William Binns was born during 1793 in Kirkburton, Yorkshire, He enlisted for service on 14th January 1811 aged 20 at Stockport for the 84th York and Lancaster Regiment with the service number ‘20’ having worked as a Carder, his alternative being a lifetime in the cotton & wool mills.

 

He served continuously for nearly 26 years from 10th January 1811 until 10th October 1836, when he could serve no longer due to chronic rheumatism from many long years of service, he had served a total of 25 years & 275 days.

 

He departed for Spain with the 2nd Battalion 84th Foot during 1813 and fought in the battles of Bidassoa (also known as the Battle of Larrun), followed by Nive & Nivelle.

 

His papers record he “Served in the 2nd Battalion 84 Regiment in Spain in the year 1813, in the action of the Nive, and nearly two years in New South Wales.”

 

Once the 1st & 2nd Battalions both returned home, they were amalgamated during 1819.
During 1820 he was on either HMS Dromedary or HMS Coromandel as an escort for convicts bound for Van Diemen’s Land & New South Wales.
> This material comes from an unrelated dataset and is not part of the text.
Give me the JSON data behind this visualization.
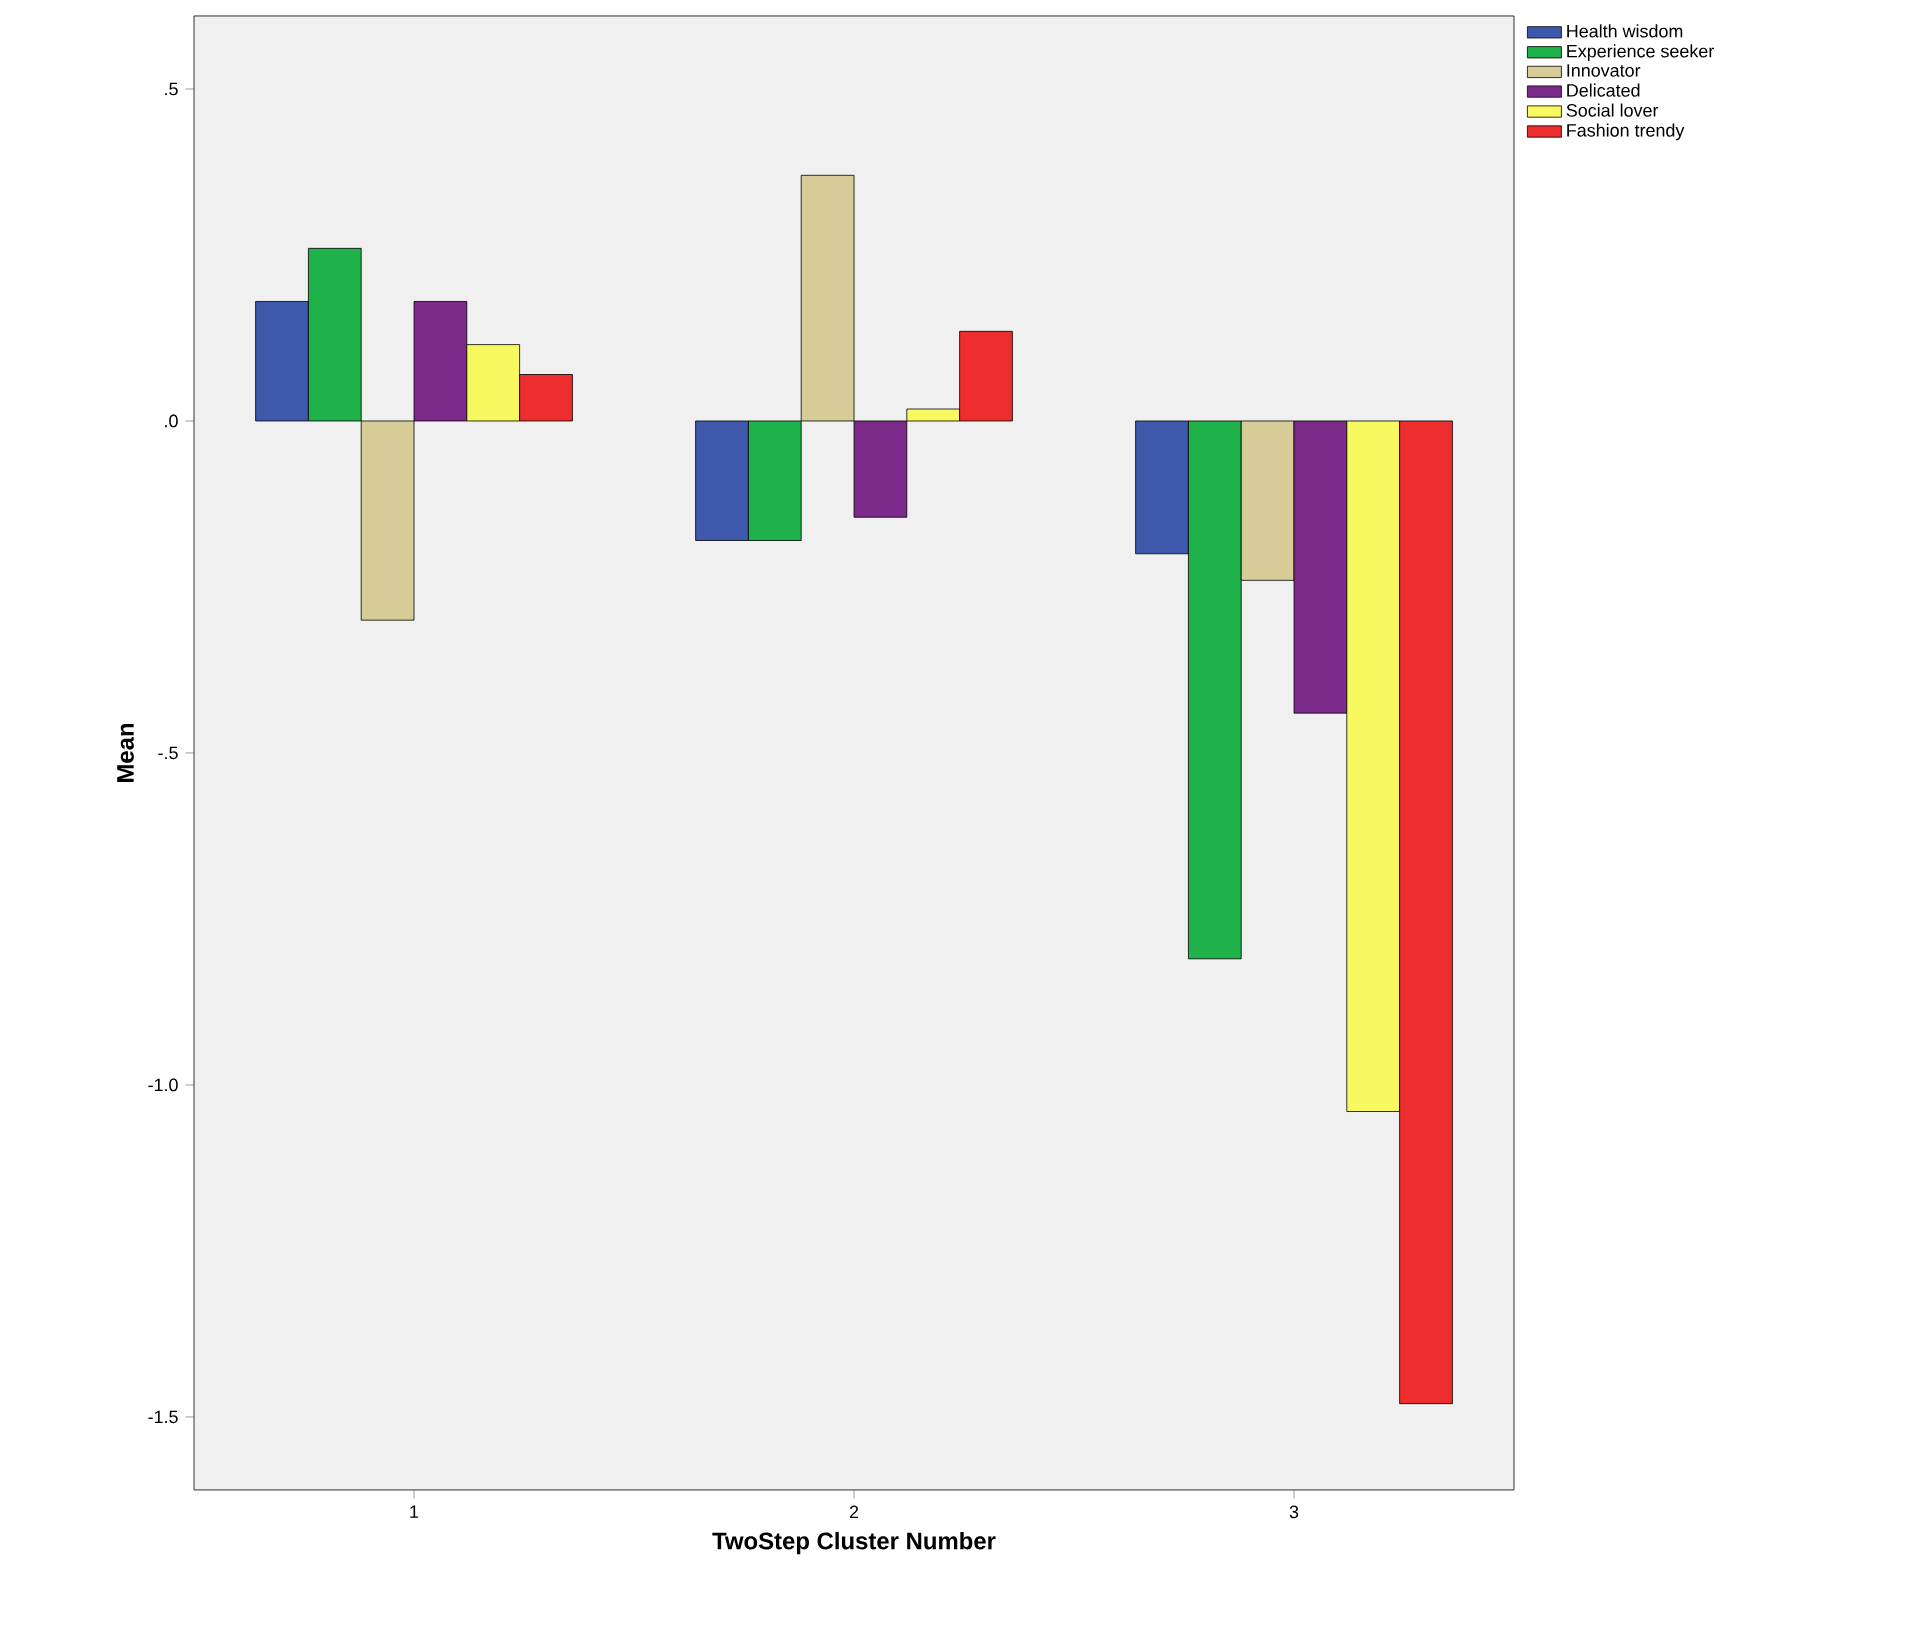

Both of the ships continued to New Zealand to harvest Kauri trees for use as spars for first rate Royal Navy Warships.
Two officers and an unknown detachment of the regiment remained on HMS Dromedary for the 11 month expedition to the Bay of Islands and Whagaroa, the scene of the Boyd Massacre of 1809, which gave them the distinction of being the first detachment of a British Army line regiment to set foot in the country.

 

After his discharge his papers state he chose to reside at Staley Bridge, Cheshire for his retirement and to draw his pension.

 

He is also found on the 1851 Census after claiming his medal.

 

He was 58 and a Chelsea Pensioner married to Alice Binns, who was Irish.
They lived at 29 High Street, Staley Bridge, Dukinfield, Cheshire in a large household with 12 children.